I am not blaming the SEs like the mammoth Google. Of course not. They may be the progenitors of our current SEO madness but their intentions were "pure" - they wanted to produce more relevant results for users like you and me. But as they say, "The road to hell is paved with good intentions". We have millions of webmasters, editors, SEO experts, and over-worked stall owners now trying to guess how Google judges sites and their content and then trying to manipulate their sites according to best guess. But of course, the ever helpful caveat also adds spice to the madness: Google changes its rules from time to time!

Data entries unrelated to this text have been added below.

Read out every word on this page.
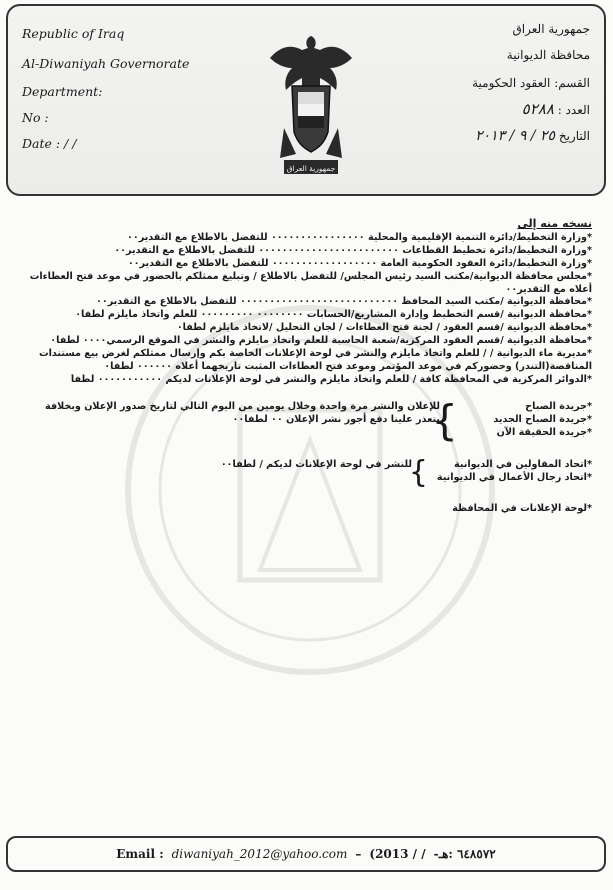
Republic of Iraq
Al-Diwaniyah Governorate
Department:
No :
Date : / /
جمهورية العراق
محافظة الديوانية
القسم: العقود الحكومية
العدد : ٥٢٨٨
التاريخ ٢٥ / ٩ / ٢٠١٣
جمهورية العراق
نسخه منه إلى
*وزارة التخطيط/دائرة التنمية الإقليمية والمحلية ٠٠٠٠٠٠٠٠٠٠٠٠٠٠٠٠ للتفضل بالاطلاع مع التقدير٠٠
*وزارة التخطيط/دائرة تخطيط القطاعات ٠٠٠٠٠٠٠٠٠٠٠٠٠٠٠٠٠٠٠٠٠٠٠٠ للتفضل بالاطلاع مع التقدير٠٠
*وزارة التخطيط/دائرة العقود الحكومية العامة ٠٠٠٠٠٠٠٠٠٠٠٠٠٠٠٠٠٠ للتفضل بالاطلاع مع التقدير٠٠
*مجلس محافظة الديوانية/مكتب السيد رئيس المجلس/ للتفضل بالاطلاع / وتبليغ ممثلكم بالحضور في موعد فتح العطاءات أعلاه مع التقدير٠٠
*محافظة الديوانية /مكتب السيد المحافظ ٠٠٠٠٠٠٠٠٠٠٠٠٠٠٠٠٠٠٠٠٠٠٠٠٠٠٠ للتفضل بالاطلاع مع التقدير٠٠
*محافظة الديوانية /قسم التخطيط وإدارة المشاريع/الحسابات ٠٠٠٠٠٠٠٠ ٠٠٠٠٠٠٠٠٠ للعلم واتخاذ مايلزم لطفا٠
*محافظة الديوانية /قسم العقود / لجنة فتح العطاءات / لجان التحليل /لاتخاذ مايلزم لطفا٠
*محافظة الديوانية /قسم العقود المركزية/شعبة الحاسبة للعلم واتخاذ مايلزم والنشر في الموقع الرسمي٠٠٠٠ لطفا٠
*مديرية ماء الديوانية / / للعلم واتخاذ مايلزم والنشر في لوحة الإعلانات الخاصة بكم وإرسال ممثلكم لغرض بيع مستندات المناقصة(التندر) وحضوركم في موعد المؤتمر وموعد فتح العطاءات المثبت تاريخهما أعلاه ٠٠٠٠٠٠ لطفا٠
*الدوائر المركزية في المحافظة كافة / للعلم واتخاذ مايلزم والنشر في لوحة الإعلانات لديكم ٠٠٠٠٠٠٠٠٠٠٠ لطفاً
*جريدة الصباح
*جريدة الصباح الجديد
*جريدة الحقيقة الآن
}
للإعلان والنشر مرة واحدة وخلال يومين من اليوم التالي لتاريخ صدور الإعلان وبخلافة يتعذر علينا دفع أجور نشر الإعلان ٠٠ لطفا٠٠
*اتحاد المقاولين في الديوانية
*اتحاد رجال الأعمال في الديوانية
}
للنشر في لوحة الإعلانات لديكم / لطفا٠٠
*لوحة الإعلانات في المحافظة
Email : diwaniyah_2012@yahoo.com – (2013 / / -٦٤٨٥٧٢ :هـ
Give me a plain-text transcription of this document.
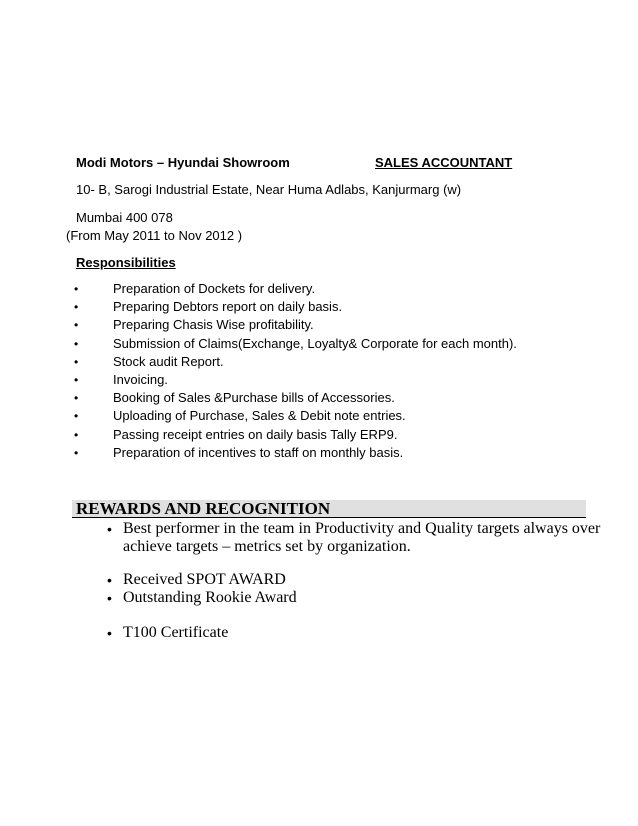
Modi Motors – Hyundai Showroom	SALES ACCOUNTANT
10- B, Sarogi Industrial Estate, Near Huma Adlabs, Kanjurmarg (w)
Mumbai 400 078
(From May 2011 to Nov 2012 )
Responsibilities
•	Preparation of Dockets for delivery.
•	Preparing Debtors report on daily basis.
•	Preparing Chasis Wise profitability.
•	Submission of Claims(Exchange, Loyalty& Corporate for each month).
•	Stock audit Report.
•	Invoicing.
•	Booking of Sales &Purchase bills of Accessories.
•	Uploading of Purchase, Sales & Debit note entries.
•	Passing receipt entries on daily basis Tally ERP9.
•	Preparation of incentives to staff on monthly basis.
REWARDS AND RECOGNITION
• Best performer in the team in Productivity and Quality targets always over
achieve targets – metrics set by organization.
• Received SPOT AWARD
• Outstanding Rookie Award
• T100 Certificate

Fortunately or unfortunately, we have to play by the rules that the big boys lay down coz that is the only game in town. (Not that those rules are all that clear.) It would be wonderful, as a Google-Yahoo-Search Engine user if we could have the ability to just "delete" sites we don't want from our search results. That would be a way of filtering out all those useless gateway, cloaking and spam sites that causes our big gun search engines to work so hard at their algorithms. If we as users could ourselves just click a tickbox or button next to each site we don't ever want to see in our search results, then over time, the results we would get would become more and more relevant for us. Instead of a gazillion useless pages, we could cull some of them for ourselves. It would save the SEs some work and over time, the worldwide democratic process would actually determine which sites are generally considered useless and those would drop down to the bottom SERP pages or hopefully just disappear.